Panter
To answer your simple question simply, yes. Well, more or less.
If you're ignoring friction, air resistance and all other losses, then the only factors to consider are mass (m), gravity (g), height of hill (h) and time (t), which are related to power (P) thus:
P = mgh/t
Transposing gives
t = mgh/P
Since the height of the hill and gravity are both constant*, and assuming no change in power, then time is proportional to mass. Drop the mass by 10% and you'll drop the time by 10%. As jimbo pointed out, it's the total "vehicle" mass which matters, not just your mass.
So, is this simplistic view valid, i.e. do the losses we ingored really matter? Well, I'm afraid they do. If they didn't, then, when riding on the flat, it would take no effort to achieve any speed wished. Which is absurd.
On a well maintained bike, most of your energy is spent battling air resistance. Calculating this is rather trickier, especially as it depends upon your drag coefficient, which is hard to gauge without a wind tunnel!
Luckily, you can make a rough approxiation without this info.
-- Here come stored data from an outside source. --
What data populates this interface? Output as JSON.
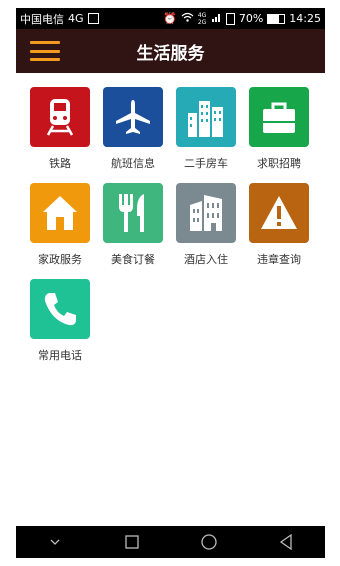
{
  "status": {
    "carrier": "中国电信",
    "network": "4G",
    "signal_label": "4G 2G",
    "battery_percent": "70%",
    "battery_level": 0.7,
    "time": "14:25"
  },
  "header": {
    "title": "生活服务"
  },
  "services": [
    {
      "label": "铁路",
      "icon": "train-icon",
      "color": "#c5141b"
    },
    {
      "label": "航班信息",
      "icon": "airplane-icon",
      "color": "#1b4f9c"
    },
    {
      "label": "二手房车",
      "icon": "buildings-icon",
      "color": "#25aab6"
    },
    {
      "label": "求职招聘",
      "icon": "briefcase-icon",
      "color": "#18a64a"
    },
    {
      "label": "家政服务",
      "icon": "house-icon",
      "color": "#f1990d"
    },
    {
      "label": "美食订餐",
      "icon": "cutlery-icon",
      "color": "#3fb67e"
    },
    {
      "label": "酒店入住",
      "icon": "hotel-icon",
      "color": "#7b8a90"
    },
    {
      "label": "违章查询",
      "icon": "warning-icon",
      "color": "#b86410"
    },
    {
      "label": "常用电话",
      "icon": "phone-icon",
      "color": "#1fc294"
    }
  ]
}
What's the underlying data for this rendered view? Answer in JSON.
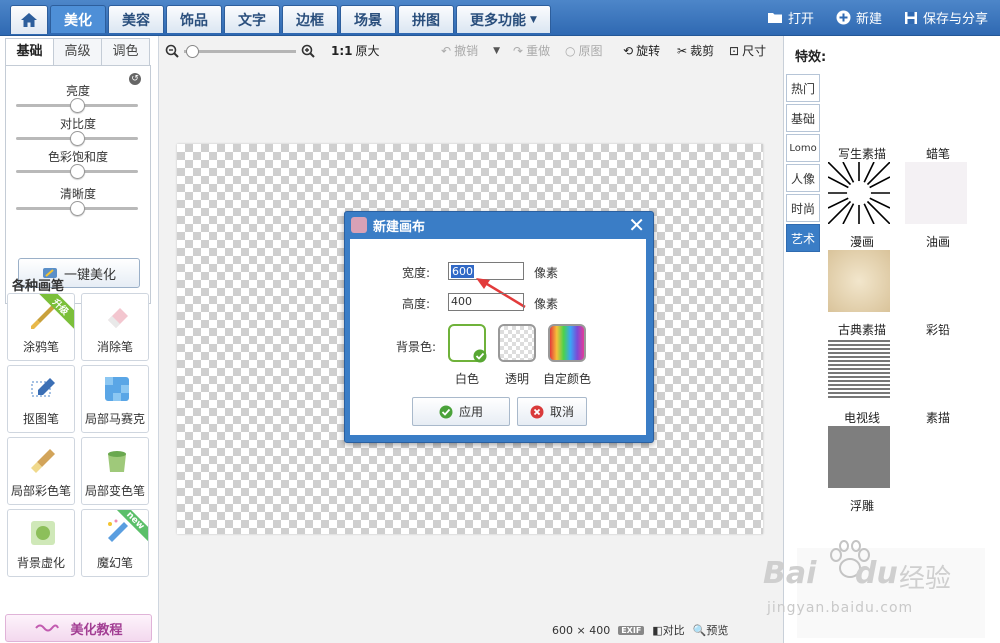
{
  "top_nav": {
    "tabs": [
      {
        "label": "美化",
        "active": true
      },
      {
        "label": "美容"
      },
      {
        "label": "饰品"
      },
      {
        "label": "文字"
      },
      {
        "label": "边框"
      },
      {
        "label": "场景"
      },
      {
        "label": "拼图"
      },
      {
        "label": "更多功能"
      }
    ],
    "actions": {
      "open": "打开",
      "new": "新建",
      "save_share": "保存与分享"
    }
  },
  "left_panel": {
    "tabs": [
      "基础",
      "高级",
      "调色"
    ],
    "sliders": [
      {
        "label": "亮度",
        "value": 0.5
      },
      {
        "label": "对比度",
        "value": 0.5
      },
      {
        "label": "色彩饱和度",
        "value": 0.5
      },
      {
        "label": "清晰度",
        "value": 0.5
      }
    ],
    "one_key_label": "一键美化",
    "brushes_title": "各种画笔",
    "brushes": [
      {
        "label": "涂鸦笔",
        "badge": "升级"
      },
      {
        "label": "消除笔"
      },
      {
        "label": "抠图笔"
      },
      {
        "label": "局部马赛克"
      },
      {
        "label": "局部彩色笔"
      },
      {
        "label": "局部变色笔"
      },
      {
        "label": "背景虚化"
      },
      {
        "label": "魔幻笔",
        "badge": "new"
      }
    ],
    "tutorial_label": "美化教程"
  },
  "toolbar": {
    "zoom_ratio": "1:1",
    "original_size": "原大",
    "undo": "撤销",
    "redo": "重做",
    "original": "原图",
    "rotate": "旋转",
    "crop": "裁剪",
    "size": "尺寸"
  },
  "dialog": {
    "title": "新建画布",
    "width_label": "宽度:",
    "width_value": "600",
    "height_label": "高度:",
    "height_value": "400",
    "unit": "像素",
    "bg_label": "背景色:",
    "bg_options": [
      "白色",
      "透明",
      "自定颜色"
    ],
    "apply": "应用",
    "cancel": "取消"
  },
  "right_panel": {
    "title": "特效:",
    "tabs": [
      "热门",
      "基础",
      "Lomo",
      "人像",
      "时尚",
      "艺术"
    ],
    "effects": [
      "写生素描",
      "蜡笔",
      "漫画",
      "油画",
      "古典素描",
      "彩铅",
      "电视线",
      "素描",
      "浮雕"
    ]
  },
  "status_bar": {
    "dimensions": "600 × 400",
    "exif": "EXIF",
    "compare": "对比",
    "preview": "预览"
  },
  "watermark": {
    "brand": "Bai",
    "brand2": "du",
    "cn": "经验",
    "url": "jingyan.baidu.com"
  }
}
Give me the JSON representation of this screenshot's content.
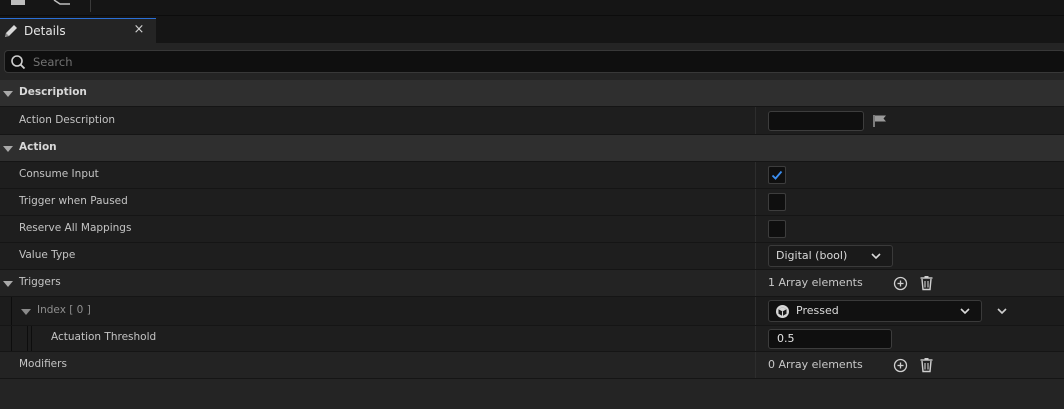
{
  "panel": {
    "tab_label": "Details",
    "tab_close": "×",
    "search_placeholder": "Search"
  },
  "categories": {
    "description": "Description",
    "action": "Action",
    "triggers": "Triggers",
    "modifiers": "Modifiers"
  },
  "properties": {
    "action_description": {
      "label": "Action Description",
      "value": ""
    },
    "consume_input": {
      "label": "Consume Input",
      "checked": true
    },
    "trigger_when_paused": {
      "label": "Trigger when Paused",
      "checked": false
    },
    "reserve_all_mappings": {
      "label": "Reserve All Mappings",
      "checked": false
    },
    "value_type": {
      "label": "Value Type",
      "selected": "Digital (bool)"
    },
    "triggers": {
      "count_text": "1 Array elements"
    },
    "index0": {
      "label": "Index [ 0 ]",
      "selected": "Pressed"
    },
    "actuation_threshold": {
      "label": "Actuation Threshold",
      "value": "0.5"
    },
    "modifiers": {
      "count_text": "0 Array elements"
    }
  },
  "colors": {
    "accent": "#2b6fd6",
    "checkmark": "#3b8ef0",
    "background": "#242424",
    "row_bg": "#1e1e1e",
    "category_bg": "#2f2f2f"
  },
  "icons": [
    "pencil-icon",
    "close-icon",
    "search-icon",
    "flag-icon",
    "checkmark-icon",
    "chevron-down-icon",
    "add-circle-icon",
    "trash-icon",
    "trigger-pressed-icon"
  ]
}
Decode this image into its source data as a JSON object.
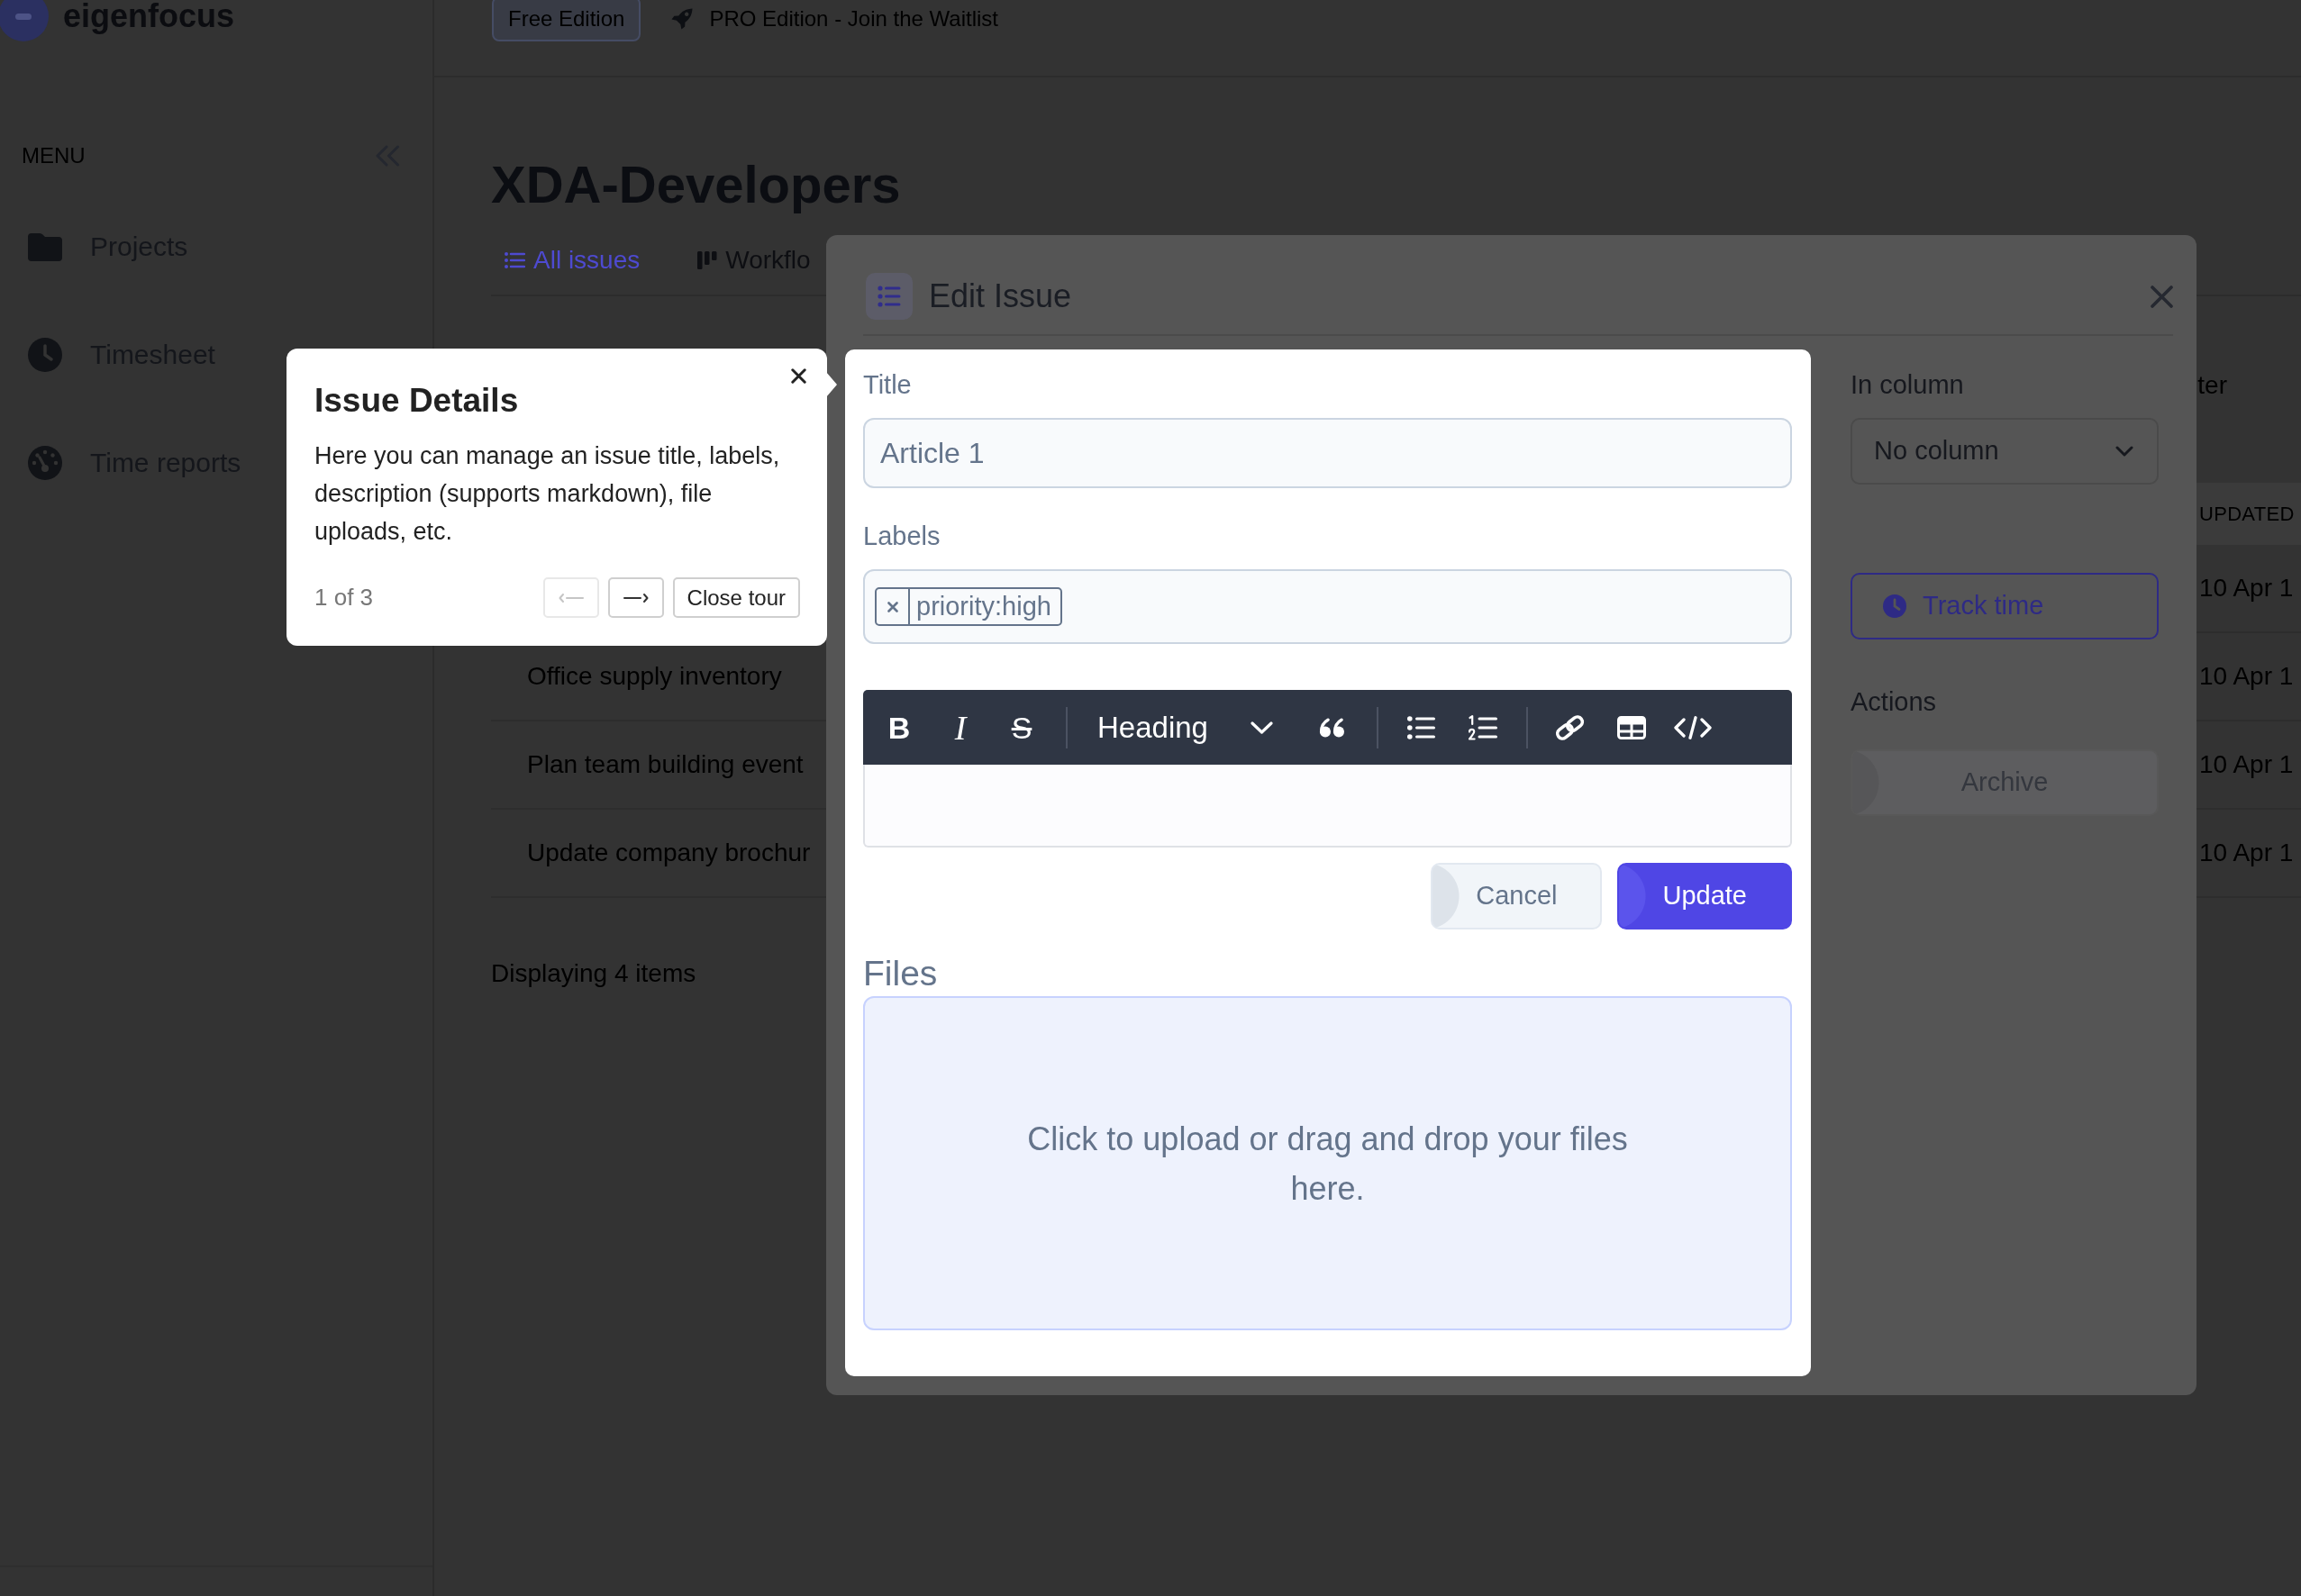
{
  "sidebar": {
    "brand": "eigenfocus",
    "menu_heading": "MENU",
    "items": [
      {
        "label": "Projects",
        "selected": false
      },
      {
        "label": "Timesheet",
        "selected": false
      },
      {
        "label": "Time reports",
        "selected": false
      }
    ]
  },
  "header": {
    "edition_badge": "Free Edition",
    "waitlist_link": "PRO Edition - Join the Waitlist"
  },
  "page": {
    "title": "XDA-Developers",
    "tabs": [
      {
        "label": "All issues",
        "selected": true
      },
      {
        "label": "Workflo",
        "selected": false
      }
    ],
    "toolbar_fragment": "ter",
    "table": {
      "columns": [
        "UPDATED"
      ],
      "rows": [
        {
          "updated": "10 Apr 1"
        },
        {
          "column_1": "Office supply inventory",
          "updated": "10 Apr 1"
        },
        {
          "column_1": "Plan team building event",
          "updated": "10 Apr 1"
        },
        {
          "column_1": "Update company brochur",
          "updated": "10 Apr 1"
        }
      ]
    },
    "footer": "Displaying 4 items"
  },
  "modal": {
    "title": "Edit Issue",
    "title_field": {
      "label": "Title",
      "value": "Article 1"
    },
    "labels_field": {
      "label": "Labels",
      "tags": [
        {
          "text": "priority:high"
        }
      ]
    },
    "editor": {
      "bold": "B",
      "italic": "I",
      "strikethrough": "S",
      "heading": "Heading"
    },
    "buttons": [
      {
        "label": "Cancel",
        "kind": "secondary"
      },
      {
        "label": "Update",
        "kind": "primary"
      }
    ],
    "files": {
      "heading": "Files",
      "dropzone": "Click to upload or drag and drop your files here."
    },
    "side": {
      "column_field": {
        "label": "In column",
        "value": "No column"
      },
      "track_time": "Track time",
      "actions_heading": "Actions",
      "archive": "Archive"
    }
  },
  "tour": {
    "title": "Issue Details",
    "body": "Here you can manage an issue title, labels, description (supports markdown), file uploads, etc.",
    "progress": "1 of 3",
    "back": {
      "disabled": true
    },
    "next": {
      "disabled": false
    },
    "close_label": "Close tour"
  }
}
Assuming that you're wearing the same gear and on the same bike, then all you need to know is that air resistance is proportional to the square of the your speed.
That means that your 10% mass saving will only be worth about 5% in terms of speed. In fact, unless you start losing ridiculous amounts of weight, the %-age reduction in speed will be about half the %-age reduction in mass.
And disregard all of the above unless the wind is constant across all your rides.
All very approximate, but at least it's a direct answer to the question you actually asked.
Cheers
weevil
* For the pedants, yes, I know gravity varies minutely around the world, but the hill in question is undoubtedly static.